The previous meeting held in Moscow between that duo prevented a US attack on Syria after the latter agreed to destroy its chemical arsenal, he said.

Mr Al Moualem said on Friday that he presented his Russian counterpart with a plan to secure a ceasefire and prisoner exchange in Aleppo.

For the first time in the conflict, the Moscow meeting brought a mutual recognition between the regime and the opposition, and laid the foundations of a prisoner exchange.
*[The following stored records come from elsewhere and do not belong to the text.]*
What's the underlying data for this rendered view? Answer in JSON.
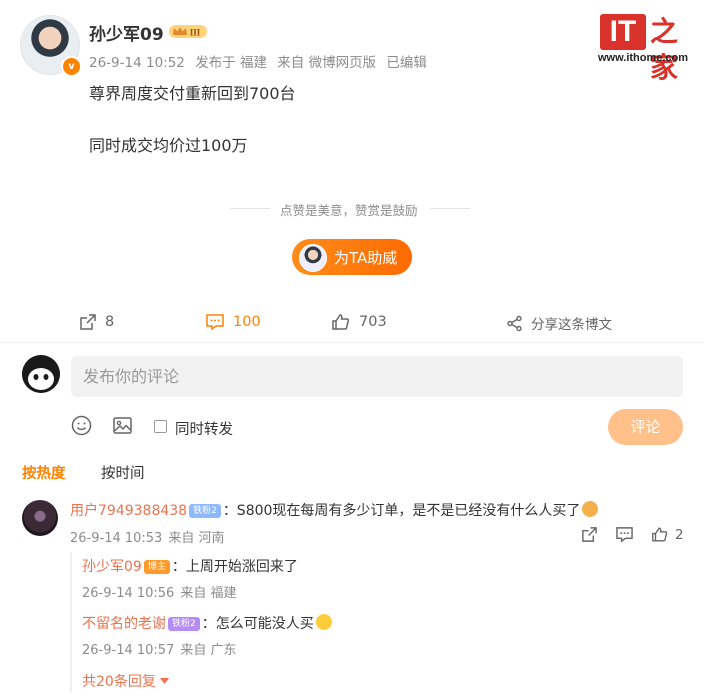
{
  "post": {
    "author": "孙少军09",
    "meta": {
      "time": "26-9-14 10:52",
      "location": "发布于 福建",
      "source": "来自 微博网页版",
      "edited": "已编辑"
    },
    "lines": [
      "尊界周度交付重新回到700台",
      "同时成交均价过100万"
    ],
    "tip_text": "点赞是美意，赞赏是鼓励",
    "support_button": "为TA助威"
  },
  "logo": {
    "brand": "IT",
    "zh": "之家",
    "url": "www.ithome.com"
  },
  "actions": {
    "forward_count": "8",
    "comment_count": "100",
    "like_count": "703",
    "share_label": "分享这条博文"
  },
  "compose": {
    "placeholder": "发布你的评论",
    "repost_label": "同时转发",
    "submit_label": "评论"
  },
  "sort_tabs": {
    "hot": "按热度",
    "time": "按时间"
  },
  "comments": [
    {
      "user": "用户7949388438",
      "badge": "铁粉2",
      "text": "：S800现在每周有多少订单，是不是已经没有什么人买了",
      "time": "26-9-14 10:53",
      "location": "来自 河南",
      "like_count": "2",
      "replies": [
        {
          "user": "孙少军09",
          "badge": "博主",
          "text": "：上周开始涨回来了",
          "time": "26-9-14 10:56",
          "location": "来自 福建"
        },
        {
          "user": "不留名的老谢",
          "badge": "铁粉2",
          "text": "：怎么可能没人买",
          "time": "26-9-14 10:57",
          "location": "来自 广东"
        }
      ],
      "more_label": "共20条回复"
    }
  ],
  "colors": {
    "accent": "#ff8200",
    "username": "#eb7350",
    "logo_red": "#d8322b"
  }
}
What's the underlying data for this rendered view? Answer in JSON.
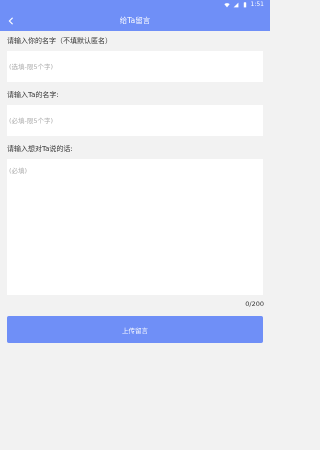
{
  "status_bar": {
    "time": "1:51",
    "icons": [
      "wifi-icon",
      "signal-icon",
      "battery-icon"
    ]
  },
  "header": {
    "title": "给Ta留言",
    "back_icon": "chevron-left-icon"
  },
  "form": {
    "your_name_label": "请输入你的名字（不填默认匿名）",
    "your_name_placeholder": "(选填-限5个字)",
    "their_name_label": "请输入Ta的名字:",
    "their_name_placeholder": "(必填-限5个字)",
    "message_label": "请输入想对Ta说的话:",
    "message_placeholder": "(必填)",
    "counter": "0/200",
    "submit_label": "上传留言"
  },
  "colors": {
    "accent": "#6f8ff7",
    "background": "#f2f2f2"
  }
}
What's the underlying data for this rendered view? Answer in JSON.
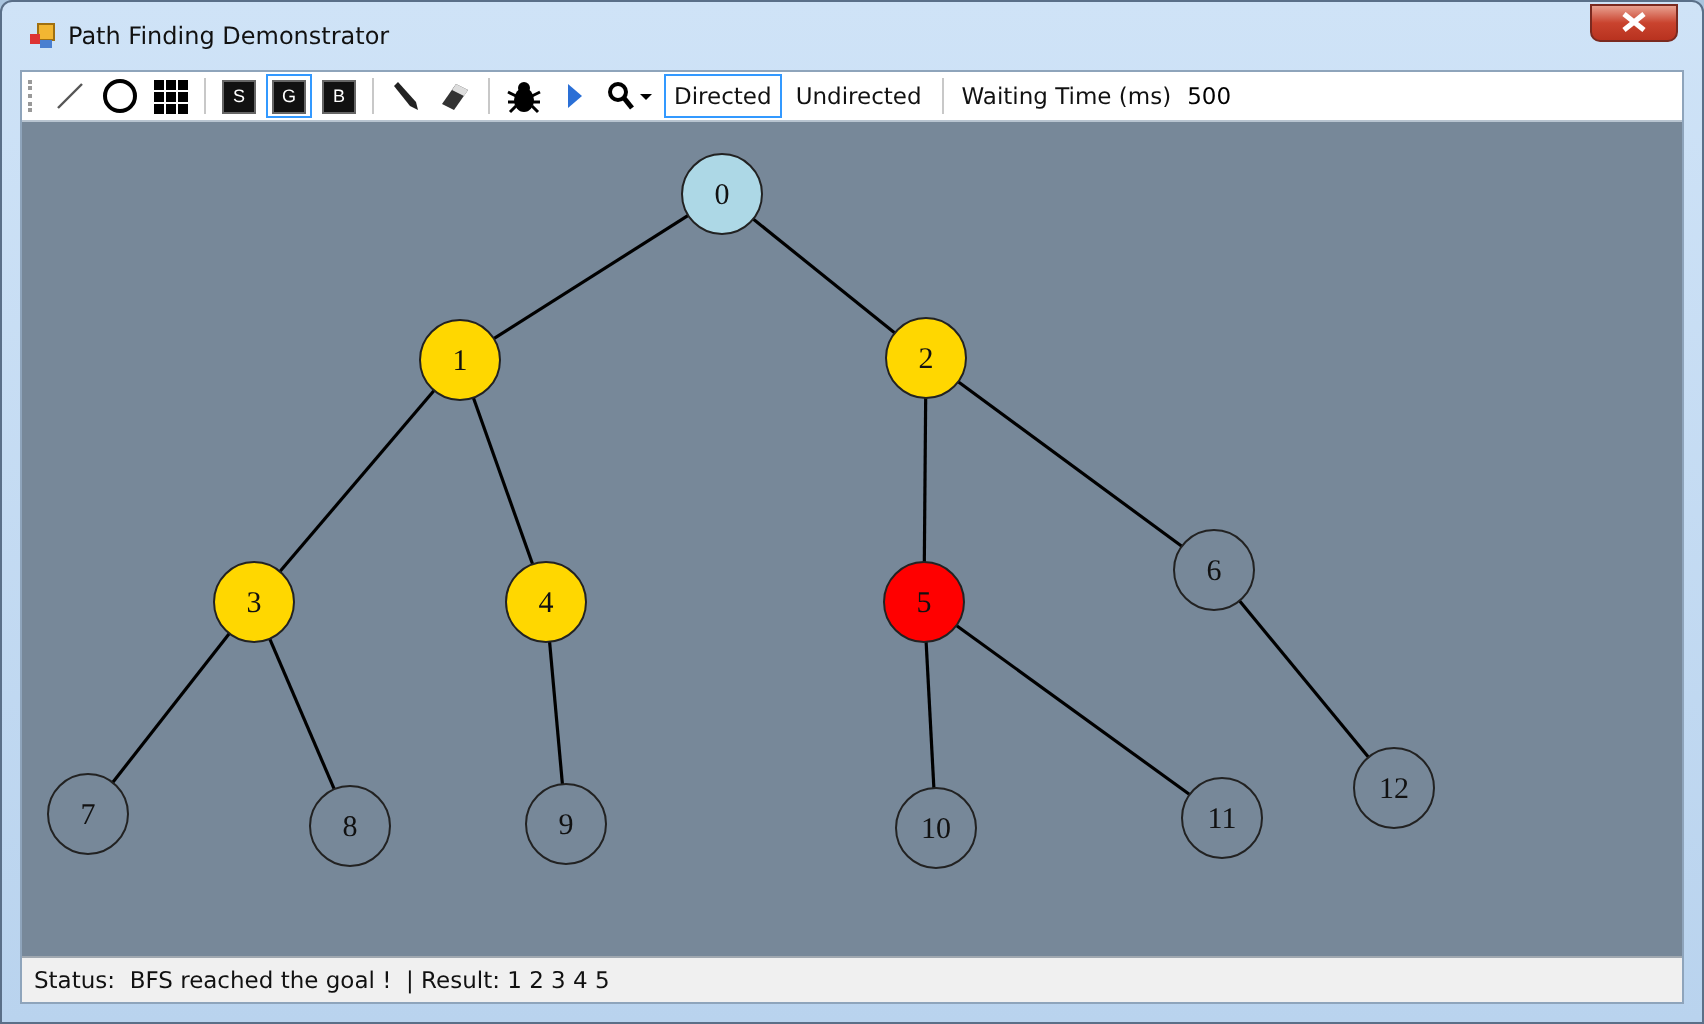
{
  "window": {
    "title": "Path Finding Demonstrator"
  },
  "toolbar": {
    "tools": [
      {
        "kind": "line",
        "selected": false
      },
      {
        "kind": "circle",
        "selected": false
      },
      {
        "kind": "grid",
        "selected": false
      },
      {
        "kind": "letter",
        "label": "S",
        "selected": false
      },
      {
        "kind": "letter",
        "label": "G",
        "selected": true
      },
      {
        "kind": "letter",
        "label": "B",
        "selected": false
      },
      {
        "kind": "pen",
        "selected": false
      },
      {
        "kind": "eraser",
        "selected": false
      },
      {
        "kind": "bug",
        "selected": false
      },
      {
        "kind": "play",
        "selected": false
      },
      {
        "kind": "zoom",
        "selected": false
      }
    ],
    "modes": [
      {
        "label": "Directed",
        "selected": true
      },
      {
        "label": "Undirected",
        "selected": false
      }
    ],
    "waiting_time": {
      "label": "Waiting Time (ms)",
      "value": "500"
    }
  },
  "graph": {
    "root": {
      "label": "0",
      "color": "#add8e6",
      "children": [
        {
          "label": "1",
          "color": "#ffd700",
          "children": [
            {
              "label": "3",
              "color": "#ffd700",
              "children": [
                {
                  "label": "7",
                  "color": "#778899"
                },
                {
                  "label": "8",
                  "color": "#778899"
                }
              ]
            },
            {
              "label": "4",
              "color": "#ffd700",
              "children": [
                {
                  "label": "9",
                  "color": "#778899"
                }
              ]
            }
          ]
        },
        {
          "label": "2",
          "color": "#ffd700",
          "children": [
            {
              "label": "5",
              "color": "#ff0000",
              "children": [
                {
                  "label": "10",
                  "color": "#778899"
                },
                {
                  "label": "11",
                  "color": "#778899"
                }
              ]
            },
            {
              "label": "6",
              "color": "#778899",
              "children": [
                {
                  "label": "12",
                  "color": "#778899"
                }
              ]
            }
          ]
        }
      ]
    }
  },
  "status_bar": {
    "status": "Status:  BFS reached the goal !  | Result: 1 2 3 4 5"
  }
}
Aleppo will be the test and other cities will follow, which practically means the regime will last for two years at least, during which many surprises can happen, Atwan said.

The Syrian regime clearly bets on time to win the conflict, especially after US and Russia have agreed that fighting radical groups is the priority, not toppling the regime.

Palestinians offered little for surrender

There is an Israeli-US agreement that the time has never perfect to achieve a breakthrough in the political process with Palestinians who are divided at home and neglected in the region, columnist Mostafa Al Zein said in the London-based newspaper Al Hayat.

At home, Palestinians are deeply split between the Ramallah authority and the government of Hamas in Gaza. Meanwhile, Arab regimes are busy facing the rebels and the malcontents. The Palestinian cause is no longer a common denominator for them.

Syria, which used to raise slogans against Israel in support Palestine, has been destroyed, denying Iran its most important ally in the region, while the other ally Hizbollah is in peril in Lebanon and the region, he remarked.

Near Palestine, Egypt is absorbed in domestic woes. Plus it cannot change its policy even if it is willing, being bound by the Camp David Accords, US alliance and its dependence on aid. Jordan is concerned with maintaining the domestic balance between Palestinians and the other tribes and loyalties, and it’s also bound by a peace treaty with Israel.

The US and Israel agree that the time is perfect for a deal that gives Palestinians a small thing in return for their surrender. But Israel insists on Jewish state recognition and giving up the right of return, the writer said.